Might be easy to do with the Small sun z08 and the 2 18650 cells side by side. You’d have to alter the current path from parallel to series for the emitter, but should be easier in that case than one where the cells are stacked.
nice work there comfychair! Great to see something simple but useful demonstrated. It’d be tricky to implement for a bike light with a separate battery pack as you’d need a 3 pin plug and a separate charging jack (unless you find some way of wiring up the MCU to the battery balance tap), but options b) to d) that DrJones suggested would work just fine.

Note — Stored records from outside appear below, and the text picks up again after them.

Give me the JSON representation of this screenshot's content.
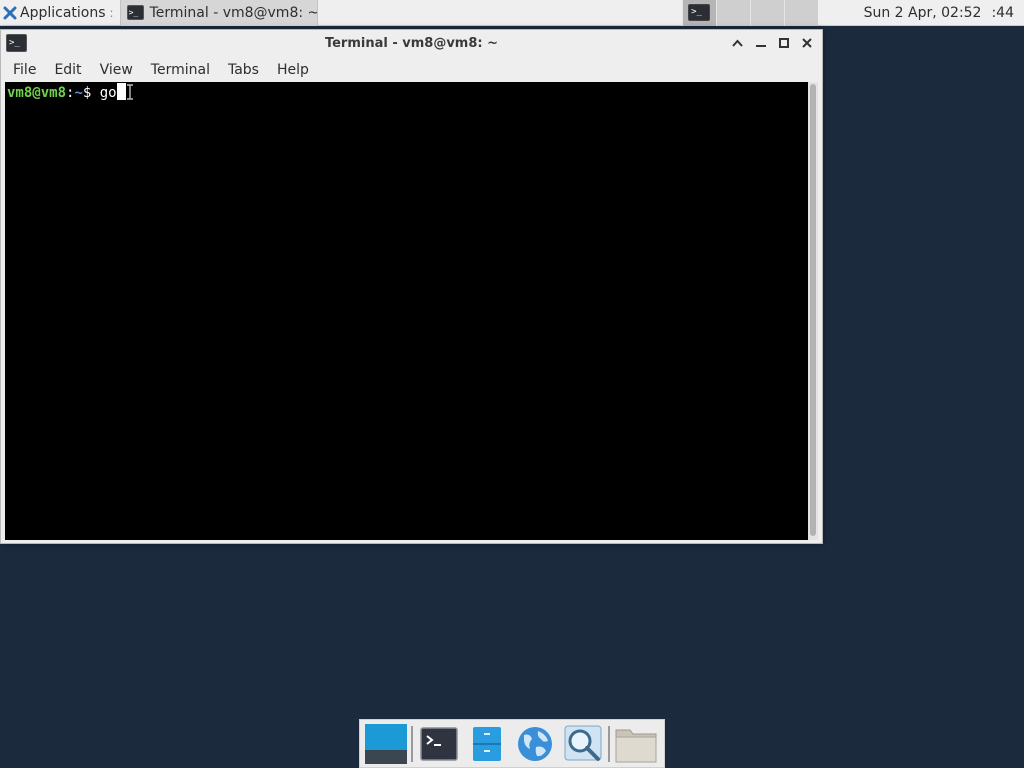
{
  "top_panel": {
    "applications_label": "Applications",
    "applications_sep": ":",
    "task_title": "Terminal - vm8@vm8: ~",
    "clock": "Sun  2 Apr, 02:52",
    "clock_seconds": ":44",
    "icons": [
      "xfce-logo-icon",
      "terminal-icon"
    ]
  },
  "window": {
    "title": "Terminal - vm8@vm8: ~",
    "icon_text": ">_",
    "menu": [
      "File",
      "Edit",
      "View",
      "Terminal",
      "Tabs",
      "Help"
    ]
  },
  "terminal": {
    "prompt_user": "vm8@vm8",
    "prompt_colon": ":",
    "prompt_path": "~",
    "prompt_symbol": "$ ",
    "command": "go",
    "colors": {
      "user": "#6fd24a",
      "path": "#5b8fe0",
      "background": "#000000",
      "text": "#ffffff"
    }
  },
  "dock": {
    "items": [
      "show-desktop-icon",
      "terminal-icon",
      "file-manager-icon",
      "web-browser-icon",
      "app-finder-icon",
      "folder-icon"
    ]
  }
}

Very interesting, I’ll have to think about this. Now it just comes down to parallel LEDs + cells + stacked chips vs. series LEDs + cells + balance tap.
true, I hadn’t thought of that as I’m used to putting the driver in the light head for temp sensing, which the 105C doesn’t have. Your approach would work fine though, especially if the battery was permanently wired to the light. Twin LED all-in-one lights could also be wired up light this too.
Just ran it with topped-up 18650s, and heat might be a problem after all. The driver gets uncomfortably hot and after about 45 seconds on HI current to the LED starts falling off a cliff even while the cell voltage stays relatively flat. Let it cool down and switch on again and the current is back to ~2.90A. This may not be an issue with the driver mounted in a pill as at least some of the heat would transfer into the light compared to how it is now, just hanging in free air.